按乘积顺序获取列表的每个可能子集的算法,无需构建和排序整个列表(即生成器)
实际上,我有一组具有概率的对象,并且我想查看它们中的每个可能的组,按照假设它们是独立的情况下它们全部为真的可能性的顺序-- 即按子集元素的乘积的降序排列 -- 或者如果概率相同则按长度顺序排列(以便 (1, 0.5) 在 (0.5) 之后)。
示例:如果我有 [ 1, 0.5, 0.1 ]
我想要 [ (), (1), (0.5), (1, 0.5), (0.1), (1, 0.1 ), (0.5, 0.1), (1, 0.5, 0.1) ]
本质上,这意味着我想按顺序迭代一组元素的幂集,并且我可以相当容易地生成它,对其进行排序,然后完成。然而,幂集变得相当大,速度非常快,我希望我通常会想要第一个子集之一,而且我宁愿不生成数千个子集的列表,对它们进行排序,然后永远不要看第三个子集。这就是 python 生成器有望拯救世界的地方!
问题的更正式规范,我需要找出一种方法来排序(powerset(input),key = lambda l:reduce(lambda(p,n),e:(p * e,n-1) )、l, (1, 0))、reverse=True),作为生成器,或以其他方式避免构建和排序整个列表。
我相当确定这与背包问题以及子集乘积问题有关,但我真的很难找到一个有效的好算法,并且非常感谢您的帮助:-)。在最坏的情况下(一直迭代到最后),它比构建+排序整个事情慢并不是问题,它只需要更好的最佳情况(例如,在前 10% 内)性能。
Practically, I've got a set of objects with probabilities, and I want to look at each possible group of them, in order of how likely it is that they're all true assuming they're independent -- i.e. in descending order of the product of the elements of the subsets -- or in order of length if the probabilities are the same (so that (1, 0.5) comes after (0.5)).
Example: If I have [ 1, 0.5, 0.1 ]
I want [ (), (1), (0.5), (1, 0.5), (0.1), (1, 0.1), (0.5, 0.1), (1, 0.5, 0.1) ]
In essence, this means I want to iterate over the powerset of a set of elements in order, and I could fairly easily generate this, sort it, and be done. However, powersets get pretty big pretty fast, I expect I'm usually going to want one of the first subsets, and I'd rather not generate a list of thousands of subsets, sort them, and then never look past the third. This is where python generators hopefully save the day!
More formal specification of the problem, I need to work out a way to do sorted(powerset(input), key = lambda l : reduce (lambda (p, n), e: (p * e, n-1), l, (1, 0)), reverse=True)
, as a generator, or in some other way that lets me avoid building and sorting the entire list.
I'm reasonably sure this is related to the knapsack problem, along with the subset product problem, but I'm really struggling to get a nice algorithm for it that works, and help would be very much appreciated :-). It's not an issue for it to be slower than building + sorting the whole thing in the worst case (iterating all the way to the end), it just needs much better best case (within the first 10%, say) performance.
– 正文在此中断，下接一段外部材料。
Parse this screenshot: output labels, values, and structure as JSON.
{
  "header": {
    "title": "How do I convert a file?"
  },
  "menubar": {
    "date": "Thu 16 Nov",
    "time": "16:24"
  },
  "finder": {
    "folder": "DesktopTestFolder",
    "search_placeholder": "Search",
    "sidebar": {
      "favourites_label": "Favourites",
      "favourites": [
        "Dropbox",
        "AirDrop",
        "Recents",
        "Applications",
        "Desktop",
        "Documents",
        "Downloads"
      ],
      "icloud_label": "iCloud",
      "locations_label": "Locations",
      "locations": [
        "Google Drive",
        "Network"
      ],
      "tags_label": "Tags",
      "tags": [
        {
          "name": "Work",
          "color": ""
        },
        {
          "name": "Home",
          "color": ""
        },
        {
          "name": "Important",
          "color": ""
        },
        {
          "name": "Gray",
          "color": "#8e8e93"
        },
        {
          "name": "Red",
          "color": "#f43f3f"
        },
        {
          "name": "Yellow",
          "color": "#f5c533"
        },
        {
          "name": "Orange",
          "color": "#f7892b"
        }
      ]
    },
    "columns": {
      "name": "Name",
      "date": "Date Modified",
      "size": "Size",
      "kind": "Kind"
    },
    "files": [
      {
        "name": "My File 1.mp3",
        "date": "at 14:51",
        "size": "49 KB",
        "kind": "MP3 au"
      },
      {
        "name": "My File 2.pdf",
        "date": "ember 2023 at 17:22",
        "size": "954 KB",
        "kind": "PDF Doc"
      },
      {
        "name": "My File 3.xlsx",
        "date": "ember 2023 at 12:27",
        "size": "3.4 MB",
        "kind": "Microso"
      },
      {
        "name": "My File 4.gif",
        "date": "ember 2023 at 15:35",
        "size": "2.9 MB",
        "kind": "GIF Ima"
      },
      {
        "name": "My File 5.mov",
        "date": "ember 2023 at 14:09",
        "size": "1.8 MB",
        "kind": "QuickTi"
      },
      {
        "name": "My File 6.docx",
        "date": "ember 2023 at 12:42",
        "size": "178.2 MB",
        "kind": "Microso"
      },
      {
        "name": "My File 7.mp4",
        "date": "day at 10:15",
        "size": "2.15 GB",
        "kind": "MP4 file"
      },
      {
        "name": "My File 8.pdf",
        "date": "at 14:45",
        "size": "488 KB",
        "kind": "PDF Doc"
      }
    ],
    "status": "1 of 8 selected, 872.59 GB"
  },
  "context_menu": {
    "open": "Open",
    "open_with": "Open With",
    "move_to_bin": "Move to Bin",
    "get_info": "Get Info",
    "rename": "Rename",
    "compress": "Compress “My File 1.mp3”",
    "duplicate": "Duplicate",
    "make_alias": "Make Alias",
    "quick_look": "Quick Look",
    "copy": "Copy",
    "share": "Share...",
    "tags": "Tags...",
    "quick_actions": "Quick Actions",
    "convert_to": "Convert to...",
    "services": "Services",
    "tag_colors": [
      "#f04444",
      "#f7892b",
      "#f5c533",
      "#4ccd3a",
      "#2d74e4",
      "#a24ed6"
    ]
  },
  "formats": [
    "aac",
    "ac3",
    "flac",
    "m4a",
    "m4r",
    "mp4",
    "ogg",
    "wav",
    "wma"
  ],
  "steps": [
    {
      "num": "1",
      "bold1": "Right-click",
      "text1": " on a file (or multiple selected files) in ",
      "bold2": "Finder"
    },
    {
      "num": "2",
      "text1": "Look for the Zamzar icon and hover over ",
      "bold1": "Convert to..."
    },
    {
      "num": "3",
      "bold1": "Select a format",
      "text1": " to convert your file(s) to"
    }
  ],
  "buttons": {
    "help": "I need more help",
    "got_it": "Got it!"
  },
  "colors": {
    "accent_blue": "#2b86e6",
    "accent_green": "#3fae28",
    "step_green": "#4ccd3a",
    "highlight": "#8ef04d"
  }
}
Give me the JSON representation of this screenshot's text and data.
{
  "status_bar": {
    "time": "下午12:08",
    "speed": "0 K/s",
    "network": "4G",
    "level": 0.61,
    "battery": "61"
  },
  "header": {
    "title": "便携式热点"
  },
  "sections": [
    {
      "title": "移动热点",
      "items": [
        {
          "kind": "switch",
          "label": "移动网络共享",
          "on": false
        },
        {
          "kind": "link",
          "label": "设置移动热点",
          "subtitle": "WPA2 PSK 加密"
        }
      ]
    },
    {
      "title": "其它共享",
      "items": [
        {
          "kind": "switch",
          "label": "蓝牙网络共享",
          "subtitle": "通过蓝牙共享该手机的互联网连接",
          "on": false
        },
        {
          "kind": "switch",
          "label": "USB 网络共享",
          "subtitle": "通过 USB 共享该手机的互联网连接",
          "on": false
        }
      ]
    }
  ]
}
如果你对这篇内容有疑问,欢迎到本站社区发帖提问 参与讨论,获取更多帮助,或者扫码二维码加入 Web 技术交流群。
绑定邮箱获取回复消息
由于您还没有绑定你的真实邮箱,如果其他用户或者作者回复了您的评论,将不能在第一时间通知您!
发布评论
评论(1)
好问题,解决起来相当棘手。我也想不出一种按顺序生成组合的方法,但我使用强大的 heapq (又名优先级队列)来保持候选排序。
Nice question, it was quite tricky to solve. I can't think of a way to generate the combinations in order either, but I wield the mighty
heapq
(aka a priority queue) to keep the candidates sorted.